Jemen - die Räuber streiten sich am Schluß ...


Nach viereinhalb Jahren vergeblichen Bemühens, im Jemen die schiitische Ansarullah-Bewegung - die auch 'die Huthis' genannt wird - in die Knie zu zwingen, will Saudi-Arabien seine Militärintervention im südlichen Nachbarland offenbar beenden. Ausschlaggebend für den Sinneswandel sind die enormen Kosten des Krieges und die erstaunliche Hartnäckigkeit der Huthis, die Mitte September mit einem spektakulären Drohnen- und Raketenangriff auf zwei Raffinerien an der weit entfernten Küste des Persischen Golfs die saudische Ölproduktion von einem Moment auf den anderen halbierte. Weitere solcher Angriffe auf seine kritische Infrastruktur kann sich Saudi-Arabien nicht leisten, weshalb nun verzweifelt nach Wegen zur Beendigung des Militärfiaskos im Jemen gesucht wird.

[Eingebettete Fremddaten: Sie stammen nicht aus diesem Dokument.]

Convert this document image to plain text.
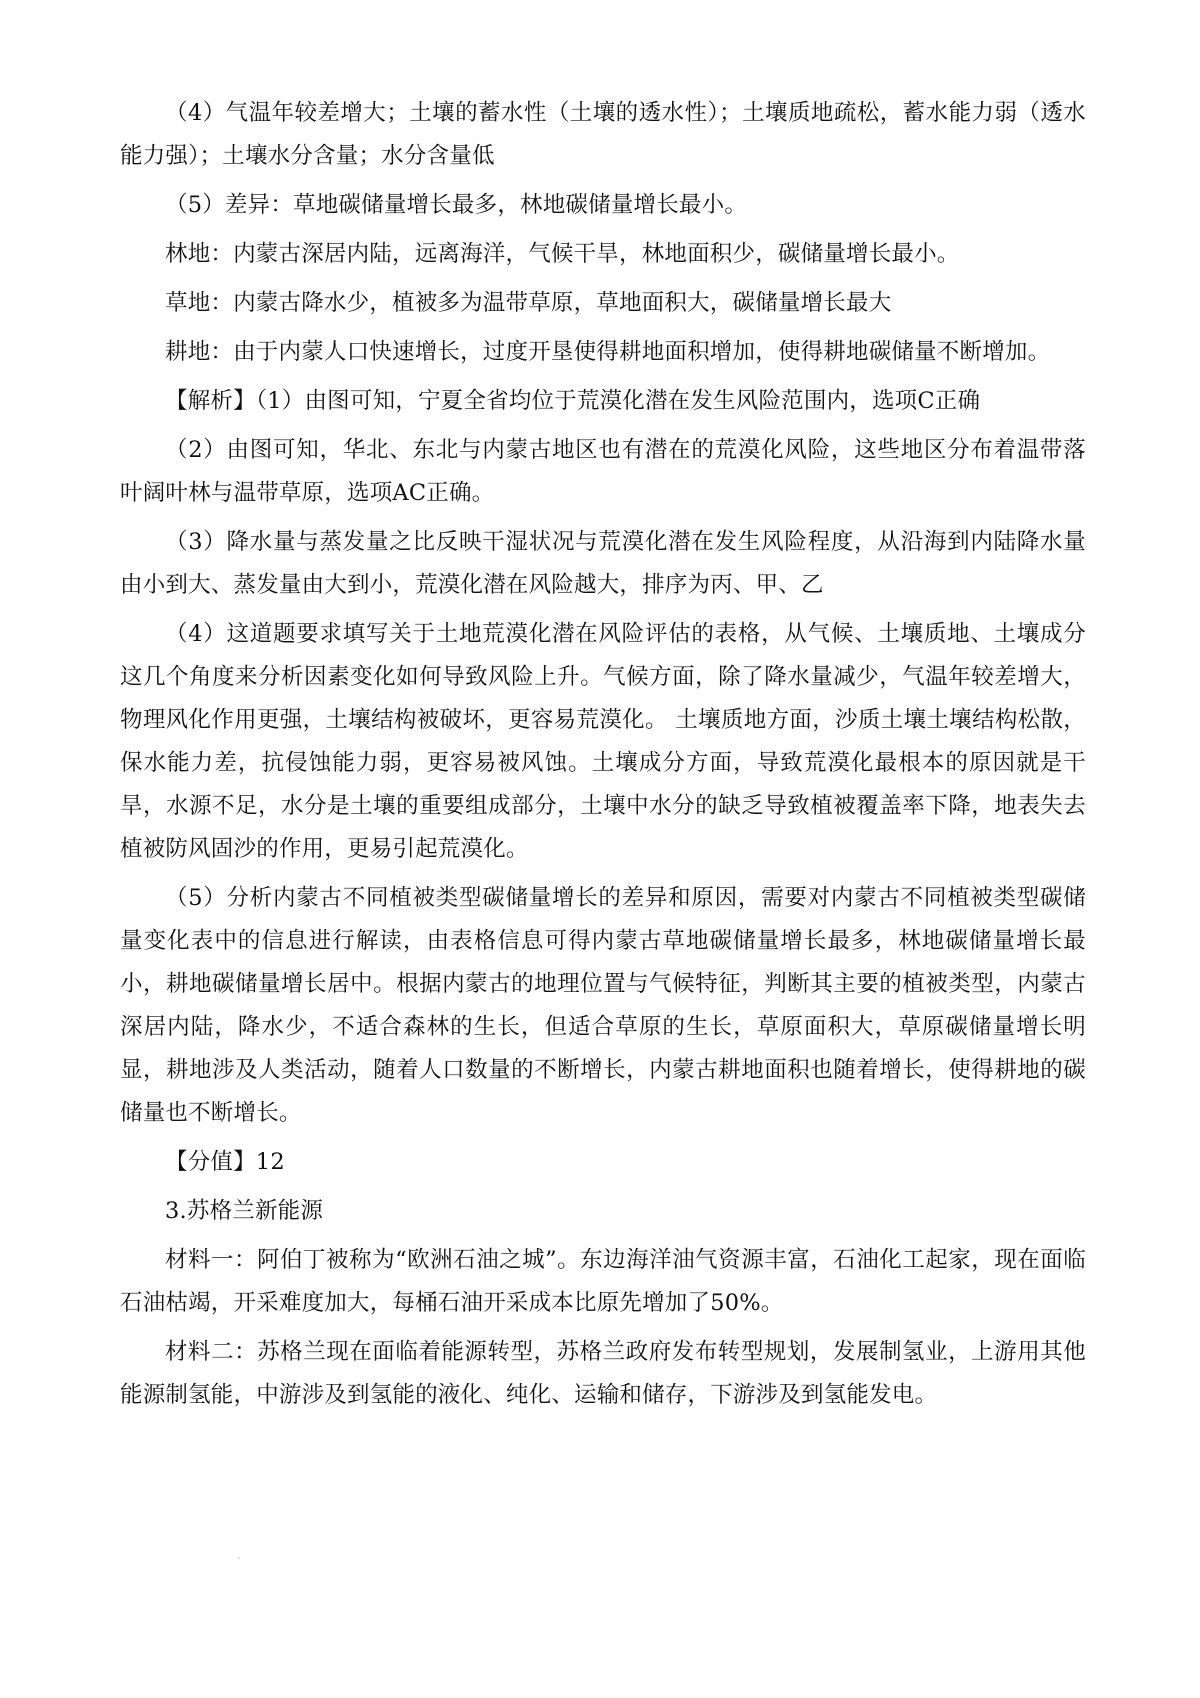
（4）气温年较差增大；土壤的蓄水性（土壤的透水性）；土壤质地疏松，蓄水能力弱（透水能力强）；土壤水分含量；水分含量低

（5）差异：草地碳储量增长最多，林地碳储量增长最小。

林地：内蒙古深居内陆，远离海洋，气候干旱，林地面积少，碳储量增长最小。

草地：内蒙古降水少，植被多为温带草原，草地面积大，碳储量增长最大

耕地：由于内蒙人口快速增长，过度开垦使得耕地面积增加，使得耕地碳储量不断增加。

【解析】（1）由图可知，宁夏全省均位于荒漠化潜在发生风险范围内，选项C正确

（2）由图可知，华北、东北与内蒙古地区也有潜在的荒漠化风险，这些地区分布着温带落叶阔叶林与温带草原，选项AC正确。

（3）降水量与蒸发量之比反映干湿状况与荒漠化潜在发生风险程度，从沿海到内陆降水量由小到大、蒸发量由大到小，荒漠化潜在风险越大，排序为丙、甲、乙

（4）这道题要求填写关于土地荒漠化潜在风险评估的表格，从气候、土壤质地、土壤成分这几个角度来分析因素变化如何导致风险上升。气候方面，除了降水量减少，气温年较差增大，物理风化作用更强，土壤结构被破坏，更容易荒漠化。 土壤质地方面，沙质土壤土壤结构松散，保水能力差，抗侵蚀能力弱，更容易被风蚀。土壤成分方面，导致荒漠化最根本的原因就是干旱，水源不足，水分是土壤的重要组成部分，土壤中水分的缺乏导致植被覆盖率下降，地表失去植被防风固沙的作用，更易引起荒漠化。

（5）分析内蒙古不同植被类型碳储量增长的差异和原因，需要对内蒙古不同植被类型碳储量变化表中的信息进行解读，由表格信息可得内蒙古草地碳储量增长最多，林地碳储量增长最小，耕地碳储量增长居中。根据内蒙古的地理位置与气候特征，判断其主要的植被类型，内蒙古深居内陆，降水少，不适合森林的生长，但适合草原的生长，草原面积大，草原碳储量增长明显，耕地涉及人类活动，随着人口数量的不断增长，内蒙古耕地面积也随着增长，使得耕地的碳储量也不断增长。

【分值】12

3.苏格兰新能源

材料一：阿伯丁被称为“欧洲石油之城”。东边海洋油气资源丰富，石油化工起家，现在面临石油枯竭，开采难度加大，每桶石油开采成本比原先增加了50%。

材料二：苏格兰现在面临着能源转型，苏格兰政府发布转型规划，发展制氢业，上游用其他能源制氢能，中游涉及到氢能的液化、纯化、运输和储存，下游涉及到氢能发电。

Am 6. November meldete die Nachrichtenagentur Agence France Presse unter Verweis auf einen nicht namentlich genannten, ranghohen Vertreter der saudischen Regierung, Riad und die Huthis führten bereits Sondierungsgespräche. Mitte November wurde der Besuch des stellvertretenden saudischen Verteidigungsministers Khalid bin Salman in Muskat beim Sultan von Oman, Qabus ibn Said, als Teil der angelaufenen Vorverhandlungen gedeutet. Traditionell fungieren die Omanis als Vermittler zwischen den beiden Erzfeinden Saudi-Arabien und dem Iran, der diplomatisch und technologisch der Ansarullah den Rücken stärkt. Zum Beispiel fand die geheime Anfangsphase jener Verhandlungen zwischen den USA und dem Iran, die 2015 mit der Unterzeichnung des internationalen Atomabkommens gekrönt wurden, in Muskat unter der Schirmherrschaft von Sultan Qabus statt.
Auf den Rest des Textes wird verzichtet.